То была единственная комната, все стены и потолок которой были из-за мышей тщательно оштукатурены. Но, выбеленная известью, она оставалась голой, и по стенам ее висели лишь ружья, арапники и охотничьи рога; стуча зубами от холода, мы забирались в постели, стоявшие по обе стороны этого сибирского жилища.
На расстоянии одного лье от замка отвесный берег обрывался в море; от мощного дыхания океана днем и ночью стонали высокие согнутые деревья, как бы с плачем скрипели крыши и флюгера, и трещало все почтенное здание, наполняясь ветром сквозь поредевшие черепицы, сквозь широкие, как пропасть, камины, сквозь не закрывавшиеся больше окна.
В тот день стоял ужасный мороз. Наступил вечер. Мы собирались усесться за стол перед высоким камином, где на ярком огне жарилась заячья спинка и две куропатки, издававшие вкусный запах.
Мой кузен поднял голову.
– Не жарко будет сегодня спать, – сказал он.
Я равнодушно ответил:
– Да, но зато завтра утром на прудах будут утки.
Служанка, накрывавшая на одном конце стола нам, а на другом – слугам, спросила:
– Знают ли господа, что сегодня сочельник?
Разумеется, мы не знали, потому что почти никогда не заглядывали в календарь. Товарищ мой сказал:
– Значит, сегодня будет ночная месса. Так вот почему весь день звонили!
Служанка отвечала:
– И да и нет, сударь; звонили также потому, что умер дядя Фурнель.
Дядя Фурнель, старый пастух, был местной знаменитостью. Ему исполнилось девяносто шесть лет от роду, и он никогда не хворал до того самого времени, когда месяц тому назад простудился, свалившись темной ночью в болото. На другой день он слег и с тех пор уже находился при смерти.
Кузен обратился ко мне:
– Если хочешь, пойдем сейчас навестим этих бедных людей.

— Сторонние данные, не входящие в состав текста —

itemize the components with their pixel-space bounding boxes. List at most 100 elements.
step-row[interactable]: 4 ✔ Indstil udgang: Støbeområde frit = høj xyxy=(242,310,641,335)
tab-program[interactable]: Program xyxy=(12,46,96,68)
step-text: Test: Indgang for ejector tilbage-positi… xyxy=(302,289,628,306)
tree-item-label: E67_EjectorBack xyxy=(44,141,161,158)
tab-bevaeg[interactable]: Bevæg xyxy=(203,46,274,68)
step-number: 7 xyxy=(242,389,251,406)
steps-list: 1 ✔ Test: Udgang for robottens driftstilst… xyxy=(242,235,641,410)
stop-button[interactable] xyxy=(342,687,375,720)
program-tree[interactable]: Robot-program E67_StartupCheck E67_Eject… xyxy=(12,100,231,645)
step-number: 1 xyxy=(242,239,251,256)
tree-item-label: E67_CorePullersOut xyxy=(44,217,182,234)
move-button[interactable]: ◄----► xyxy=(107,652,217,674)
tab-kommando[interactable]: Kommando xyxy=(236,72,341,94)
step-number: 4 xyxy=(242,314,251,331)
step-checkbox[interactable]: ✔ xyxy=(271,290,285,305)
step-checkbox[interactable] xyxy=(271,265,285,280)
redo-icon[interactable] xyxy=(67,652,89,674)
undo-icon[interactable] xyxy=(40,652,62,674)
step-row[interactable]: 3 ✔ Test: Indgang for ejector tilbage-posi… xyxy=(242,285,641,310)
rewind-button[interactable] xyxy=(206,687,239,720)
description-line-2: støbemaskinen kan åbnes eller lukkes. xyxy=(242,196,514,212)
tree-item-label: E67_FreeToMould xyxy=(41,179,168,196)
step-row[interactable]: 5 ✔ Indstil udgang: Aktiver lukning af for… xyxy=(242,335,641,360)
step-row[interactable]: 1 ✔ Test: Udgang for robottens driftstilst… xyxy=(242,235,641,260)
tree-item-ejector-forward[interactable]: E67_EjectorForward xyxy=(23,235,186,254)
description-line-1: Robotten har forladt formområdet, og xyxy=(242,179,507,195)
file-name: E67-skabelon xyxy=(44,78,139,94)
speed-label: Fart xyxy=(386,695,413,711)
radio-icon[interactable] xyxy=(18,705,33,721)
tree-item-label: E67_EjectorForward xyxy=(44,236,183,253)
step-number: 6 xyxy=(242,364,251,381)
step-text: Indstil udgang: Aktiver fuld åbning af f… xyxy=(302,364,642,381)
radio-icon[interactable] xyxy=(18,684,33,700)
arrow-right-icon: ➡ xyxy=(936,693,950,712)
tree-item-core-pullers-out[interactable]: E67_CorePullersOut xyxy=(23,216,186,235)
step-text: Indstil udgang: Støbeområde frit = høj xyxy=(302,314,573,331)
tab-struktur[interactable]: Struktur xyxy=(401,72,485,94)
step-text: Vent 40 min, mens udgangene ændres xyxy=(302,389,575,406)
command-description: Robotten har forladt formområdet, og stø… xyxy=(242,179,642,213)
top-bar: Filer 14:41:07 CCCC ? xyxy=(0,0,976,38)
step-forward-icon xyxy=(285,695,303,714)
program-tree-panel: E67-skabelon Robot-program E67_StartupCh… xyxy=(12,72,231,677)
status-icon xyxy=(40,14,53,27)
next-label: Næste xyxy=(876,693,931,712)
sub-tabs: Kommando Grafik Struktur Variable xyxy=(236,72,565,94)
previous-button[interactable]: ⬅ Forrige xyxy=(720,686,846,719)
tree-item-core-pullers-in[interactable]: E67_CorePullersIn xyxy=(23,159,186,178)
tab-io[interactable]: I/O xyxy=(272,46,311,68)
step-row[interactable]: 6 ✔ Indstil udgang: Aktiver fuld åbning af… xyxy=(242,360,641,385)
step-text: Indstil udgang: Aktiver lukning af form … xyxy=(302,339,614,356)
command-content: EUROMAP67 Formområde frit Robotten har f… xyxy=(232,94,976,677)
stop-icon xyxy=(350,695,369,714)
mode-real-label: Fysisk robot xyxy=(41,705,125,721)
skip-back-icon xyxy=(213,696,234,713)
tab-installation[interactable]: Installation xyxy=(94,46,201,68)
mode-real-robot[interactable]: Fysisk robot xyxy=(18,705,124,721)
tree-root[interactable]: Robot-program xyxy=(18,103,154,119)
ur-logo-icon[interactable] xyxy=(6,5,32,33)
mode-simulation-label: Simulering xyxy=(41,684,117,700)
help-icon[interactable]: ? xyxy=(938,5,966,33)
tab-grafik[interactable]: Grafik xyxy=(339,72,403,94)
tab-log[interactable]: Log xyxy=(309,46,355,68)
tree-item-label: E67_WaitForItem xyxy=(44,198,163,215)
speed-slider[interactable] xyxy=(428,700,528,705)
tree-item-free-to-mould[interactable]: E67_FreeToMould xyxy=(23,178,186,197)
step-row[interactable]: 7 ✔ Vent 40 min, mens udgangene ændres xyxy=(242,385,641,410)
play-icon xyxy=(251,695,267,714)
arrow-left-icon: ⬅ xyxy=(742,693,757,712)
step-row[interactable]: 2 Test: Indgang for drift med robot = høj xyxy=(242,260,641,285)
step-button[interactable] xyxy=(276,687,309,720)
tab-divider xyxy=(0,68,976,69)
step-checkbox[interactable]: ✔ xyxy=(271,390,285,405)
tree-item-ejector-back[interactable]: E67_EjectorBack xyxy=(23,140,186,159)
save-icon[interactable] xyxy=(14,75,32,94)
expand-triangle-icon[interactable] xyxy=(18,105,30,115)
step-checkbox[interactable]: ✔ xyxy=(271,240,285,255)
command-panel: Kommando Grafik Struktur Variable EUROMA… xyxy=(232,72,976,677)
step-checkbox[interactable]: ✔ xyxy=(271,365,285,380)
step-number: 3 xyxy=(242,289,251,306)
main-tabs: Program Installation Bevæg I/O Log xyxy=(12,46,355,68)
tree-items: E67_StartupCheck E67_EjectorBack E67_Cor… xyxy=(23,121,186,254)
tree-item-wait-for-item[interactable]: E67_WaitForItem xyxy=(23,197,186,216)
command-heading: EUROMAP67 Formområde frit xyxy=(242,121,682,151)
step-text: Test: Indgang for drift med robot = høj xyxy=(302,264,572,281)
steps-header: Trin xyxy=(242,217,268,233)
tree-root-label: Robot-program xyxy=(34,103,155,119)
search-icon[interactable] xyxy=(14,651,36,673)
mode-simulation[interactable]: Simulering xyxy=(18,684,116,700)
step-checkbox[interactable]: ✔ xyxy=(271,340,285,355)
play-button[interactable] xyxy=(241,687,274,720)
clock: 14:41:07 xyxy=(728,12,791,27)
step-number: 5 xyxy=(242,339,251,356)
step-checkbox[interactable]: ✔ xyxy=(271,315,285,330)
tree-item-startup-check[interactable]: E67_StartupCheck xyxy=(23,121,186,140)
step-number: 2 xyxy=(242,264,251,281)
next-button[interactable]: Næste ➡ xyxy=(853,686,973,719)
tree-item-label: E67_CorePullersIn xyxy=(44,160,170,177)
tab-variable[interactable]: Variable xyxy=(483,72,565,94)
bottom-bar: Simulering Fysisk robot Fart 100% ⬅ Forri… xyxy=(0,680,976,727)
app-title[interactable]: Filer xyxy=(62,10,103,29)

Он разумел семью старика – его пятидесятивосьмилетнего внука и пятидесятисемилетнюю жену внука. Промежуточное поколение давно уже умерло. Они ютились в жалкой лачуге, при въезде в деревню, направо.
Не знаю почему, но мысль о Рождестве в этой глуши расположила нас к болтовне. Мы наперебой рассказывали друг другу всякие истории о прежних сочельниках, о наших приключениях в эту безумную ночь, о былых успехах у женщин и о пробуждениях на следующий день – пробуждениях вдвоем, сопровождавшихся удивлением по сему поводу и рискованными неожиданностями.
Таким образом, обед наш затянулся. Покончив с ним, мы выкурили множество трубок и, охваченные веселостью отшельников, веселой общительностью, внезапно возникающей между двумя закадычными друзьями, продолжали без умолку говорить, перебирая в беседе самые задушевные воспоминания, которыми делятся в часы такой близости.
Служанка, давно уже оставившая нас, появилась снова:
– Сударь, я ухожу на мессу.
– Уже?
– Четверть двенадцатого.
– Не пойти ли нам в церковь? – спросил Жюль. – Рождественская месса очень любопытна в деревне.
Я согласился, и мы отправились, закутавшись в меховые охотничьи куртки.
Сильный мороз колол лицо, и от него слезились глаза. Воздух был такой студеный, что перехватывало дыхание и пересыхало в горле. Глубокое, ясное и суровое небо было усеяно звездами; они словно побледнели от мороза и мерцали не как огоньки, а словно сверкающие льдинки, словно блестящие хрусталики. Вдали, по звонкой, сухой и гулкой, как медь, земле звенели крестьянские сабо, а кругом повсюду звякали маленькие деревенские колокола, посылая свои жидкие и словно тоже зябкие звуки в стынущий простор ночи.
В деревне не спали. Пели петухи, обманутые всеми этими звуками, а проходя мимо хлевов, можно было слышать, как шевелились животные, разбуженные этим гулом жизни.
Приближаясь к деревне, Жюль вспомнил о Фурнелях.
– Вот их лачуга, – сказал он, – войдем!
Он стучал долго, но напрасно. Наконец нас увидела соседка, вышедшая из дому, чтобы идти в церковь.
– Они пошли к заутрене, господа, помолиться за старика.